Is Tether next?
I don’t think so. My friends who are involved in providing fiat to USDT service or vice versa still accept USDT at no discount. Even when USDT started to unpeg yesterday, they still honor the 1:1 ratio.
The good thing is that, unlike Luna/UST, the outcome is not binary. Tether is a money market fund that holds real assets — we just don’t know how much. USDT is backed by cash and cash equivalents and digital tokens. However, the price of digital tokens and bonds has plunged so much. This is certainly a concern.
But if USDT were to break peg, there’s a good chance someone with more detailed information on Tether’s accounts would be willing to pay. For example, if USDT falls to 90 cents for 1 USDT, knowing they’d get back 95 cents or thereabouts in a few weeks, the buying support will be extremely strong.

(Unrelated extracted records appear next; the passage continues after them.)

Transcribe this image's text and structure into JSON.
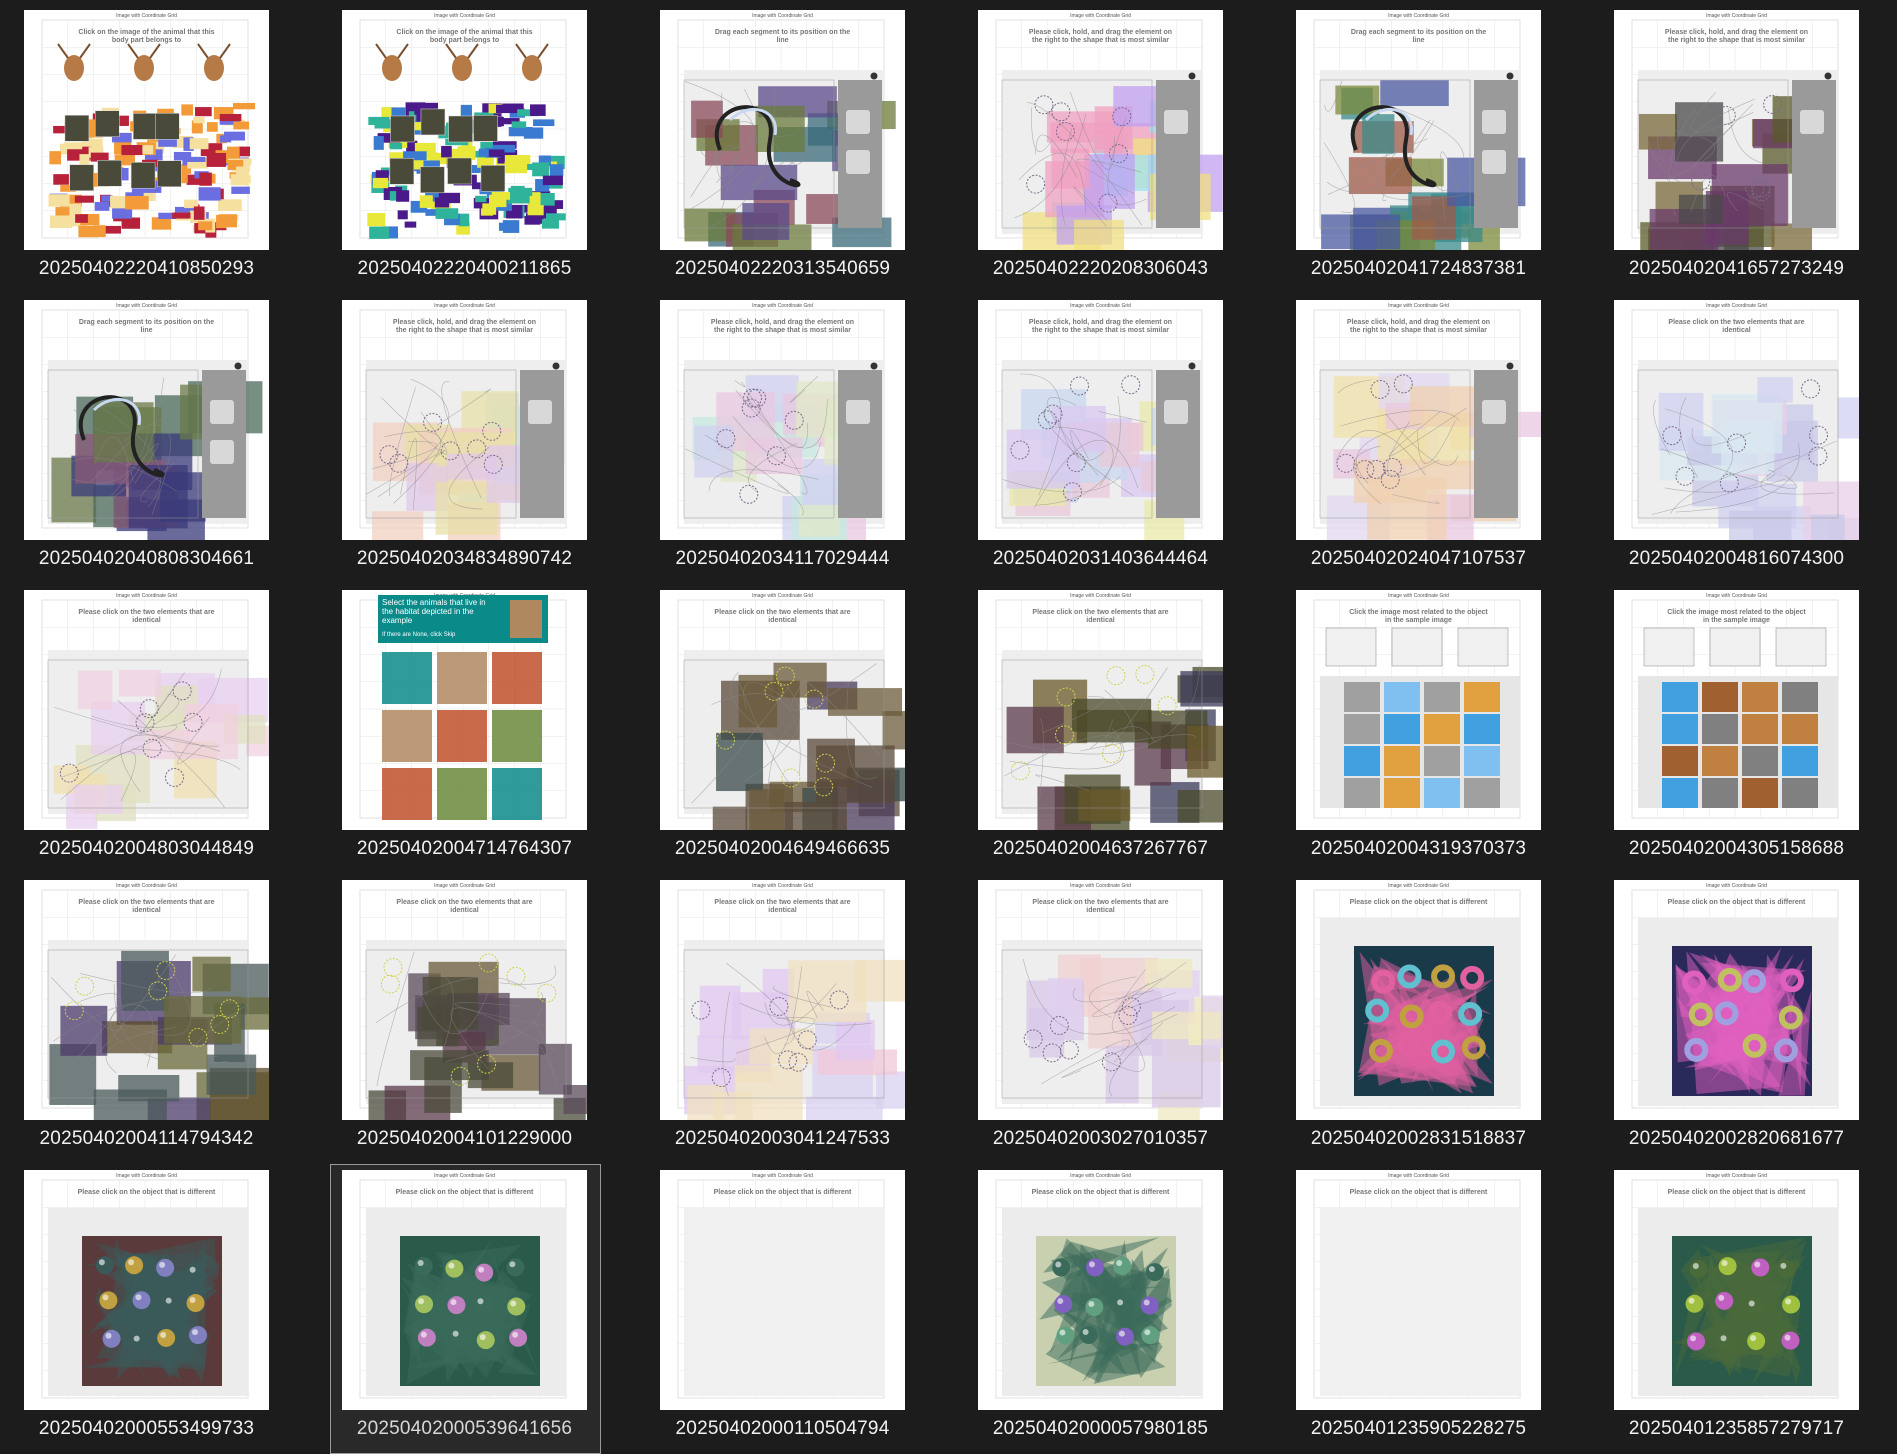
{
  "colors": {
    "background": "#1c1c1c",
    "thumbnail_bg": "#ffffff",
    "caption": "#f2f2f2",
    "selection_border": "#9a9a9a"
  },
  "grid_header": "Image with Coordinate Grid",
  "tiles": [
    {
      "filename": "20250402220410850293",
      "instruction": "Click on the image of the animal that this body part belongs to",
      "kind": "animals",
      "palette": [
        "#b8213a",
        "#f29b38",
        "#6a6ee0",
        "#f5e0a0"
      ]
    },
    {
      "filename": "20250402220400211865",
      "instruction": "Click on the image of the animal that this body part belongs to",
      "kind": "animals",
      "palette": [
        "#4a1a8a",
        "#2fb39a",
        "#e8e83a",
        "#3a7ad0"
      ]
    },
    {
      "filename": "20250402220313540659",
      "instruction": "Drag each segment to its position on the line",
      "kind": "segments",
      "palette": [
        "#5a4a8a",
        "#6a7a3a",
        "#8a4a5a",
        "#3a6a7a"
      ]
    },
    {
      "filename": "20250402220208306043",
      "instruction": "Please click, hold, and drag the element on the right to the shape that is most similar",
      "kind": "shapes_bright",
      "palette": [
        "#f0a0c0",
        "#a0e0f0",
        "#f0e080",
        "#c0a0f0"
      ]
    },
    {
      "filename": "20250402041724837381",
      "instruction": "Drag each segment to its position on the line",
      "kind": "segments",
      "palette": [
        "#4a5aa0",
        "#7a8a3a",
        "#a05a4a",
        "#3a8a8a"
      ]
    },
    {
      "filename": "20250402041657273249",
      "instruction": "Please click, hold, and drag the element on the right to the shape that is most similar",
      "kind": "shapes_dark",
      "palette": [
        "#5a5a2a",
        "#6a3a6a",
        "#4a4a4a",
        "#7a6a3a"
      ]
    },
    {
      "filename": "20250402040808304661",
      "instruction": "Drag each segment to its position on the line",
      "kind": "segments",
      "palette": [
        "#3a3a7a",
        "#6a7a4a",
        "#8a5a7a",
        "#4a6a5a"
      ]
    },
    {
      "filename": "20250402034834890742",
      "instruction": "Please click, hold, and drag the element on the right to the shape that is most similar",
      "kind": "pastel_drag",
      "palette": [
        "#e8e0a8",
        "#e0c8e8",
        "#c8e0e8",
        "#f0d0c0"
      ]
    },
    {
      "filename": "20250402034117029444",
      "instruction": "Please click, hold, and drag the element on the right to the shape that is most similar",
      "kind": "pastel_drag",
      "palette": [
        "#c8e8e0",
        "#e8c8e0",
        "#e0e8c8",
        "#d0d0f0"
      ]
    },
    {
      "filename": "20250402031403644464",
      "instruction": "Please click, hold, and drag the element on the right to the shape that is most similar",
      "kind": "pastel_drag",
      "palette": [
        "#d8c8f0",
        "#e8e8a8",
        "#c8d8f0",
        "#e8c8d8"
      ]
    },
    {
      "filename": "20250402024047107537",
      "instruction": "Please click, hold, and drag the element on the right to the shape that is most similar",
      "kind": "pastel_drag",
      "palette": [
        "#f0e0a8",
        "#e8c8e0",
        "#f0d0b0",
        "#e0d8f0"
      ]
    },
    {
      "filename": "20250402004816074300",
      "instruction": "Please click on the two elements that are identical",
      "kind": "pastel_identical",
      "palette": [
        "#d0d0f0",
        "#e8d0e8",
        "#d8e8f0",
        "#c8c8e8"
      ]
    },
    {
      "filename": "20250402004803044849",
      "instruction": "Please click on the two elements that are identical",
      "kind": "pastel_identical",
      "palette": [
        "#f0e0b0",
        "#e8d0f0",
        "#e0e0c0",
        "#f0d0e0"
      ]
    },
    {
      "filename": "20250402004714764307",
      "instruction": "Select the animals that live in the habitat depicted in the example",
      "kind": "habitat",
      "sub_instruction": "If there are None, click Skip",
      "palette": [
        "#0b8a8a",
        "#b08860",
        "#c0502a",
        "#6a8a3a"
      ]
    },
    {
      "filename": "20250402004649466635",
      "instruction": "Please click on the two elements that are identical",
      "kind": "dark_identical",
      "palette": [
        "#5a4a3a",
        "#4a3a5a",
        "#6a5a3a",
        "#3a4a4a"
      ]
    },
    {
      "filename": "20250402004637267767",
      "instruction": "Please click on the two elements that are identical",
      "kind": "dark_identical",
      "palette": [
        "#4a4a2a",
        "#5a3a4a",
        "#6a5a2a",
        "#3a3a5a"
      ]
    },
    {
      "filename": "20250402004319370373",
      "instruction": "Click the image most related to the object in the sample image",
      "kind": "related",
      "palette": [
        "#40a0e0",
        "#e0a040",
        "#a0a0a0",
        "#80c0f0"
      ]
    },
    {
      "filename": "20250402004305158688",
      "instruction": "Click the image most related to the object in the sample image",
      "kind": "related",
      "palette": [
        "#808080",
        "#40a0e0",
        "#c08040",
        "#a06030"
      ]
    },
    {
      "filename": "20250402004114794342",
      "instruction": "Please click on the two elements that are identical",
      "kind": "dark_identical",
      "palette": [
        "#5a4a2a",
        "#4a3a6a",
        "#6a6a3a",
        "#4a5a5a"
      ]
    },
    {
      "filename": "20250402004101229000",
      "instruction": "Please click on the two elements that are identical",
      "kind": "dark_identical",
      "palette": [
        "#5a4a5a",
        "#6a5a3a",
        "#4a4a3a",
        "#5a3a4a"
      ]
    },
    {
      "filename": "20250402003041247533",
      "instruction": "Please click on the two elements that are identical",
      "kind": "pastel_tiles",
      "palette": [
        "#f0c8d8",
        "#d8d0f0",
        "#f0e0c0",
        "#e0c8f0"
      ]
    },
    {
      "filename": "20250402003027010357",
      "instruction": "Please click on the two elements that are identical",
      "kind": "pastel_tiles",
      "palette": [
        "#f0d0d0",
        "#e0d0f0",
        "#f0e8c0",
        "#d8c8e8"
      ]
    },
    {
      "filename": "20250402002831518837",
      "instruction": "Please click on the object that is different",
      "kind": "donuts",
      "palette": [
        "#1a3a4a",
        "#e060a0",
        "#60c0d0",
        "#c0a040"
      ]
    },
    {
      "filename": "20250402002820681677",
      "instruction": "Please click on the object that is different",
      "kind": "donuts",
      "palette": [
        "#2a2a5a",
        "#e060c0",
        "#c0c060",
        "#a0a0e0"
      ]
    },
    {
      "filename": "20250402000553499733",
      "instruction": "Please click on the object that is different",
      "kind": "spheres",
      "palette": [
        "#5a3a3a",
        "#3a5a5a",
        "#c0a040",
        "#8080c0"
      ]
    },
    {
      "filename": "20250402000539641656",
      "instruction": "Please click on the object that is different",
      "kind": "spheres",
      "palette": [
        "#2a5a4a",
        "#3a6a5a",
        "#a0c060",
        "#c080c0"
      ],
      "selected": true
    },
    {
      "filename": "20250402000110504794",
      "instruction": "Please click on the object that is different",
      "kind": "blank",
      "palette": [
        "#f4f4f4",
        "#f4f4f4",
        "#f4f4f4",
        "#f4f4f4"
      ]
    },
    {
      "filename": "20250402000057980185",
      "instruction": "Please click on the object that is different",
      "kind": "spheres",
      "palette": [
        "#c8d0b0",
        "#3a6a5a",
        "#8060c0",
        "#60a080"
      ]
    },
    {
      "filename": "20250401235905228275",
      "instruction": "Please click on the object that is different",
      "kind": "blank",
      "palette": [
        "#f4f4f4",
        "#f4f4f4",
        "#f4f4f4",
        "#f4f4f4"
      ]
    },
    {
      "filename": "20250401235857279717",
      "instruction": "Please click on the object that is different",
      "kind": "spheres",
      "palette": [
        "#2a5a4a",
        "#4a6a3a",
        "#a0c040",
        "#c060c0"
      ]
    }
  ]
}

Disclaimer: I do not hold any USDT anymore when I am writing this article.
On the other hand, the risk/reward of holding Tether at the last price of $0.993 — 0.7% upside vs. unknown downside is bad.
Other Risks I am seeing:
1) Speculation has been swirling around what level of bitcoin would trigger margin calls at MicroStrategy. When that happens, Bitcoin will plunge and it would trigger the reserve of USDT.
2) More lasting risk is that bitcoin is rapidly losing any claim of being a hedge against inflation.
Blockchain is here to stay, but many coins with artificially inflated price are going to fall to their true value.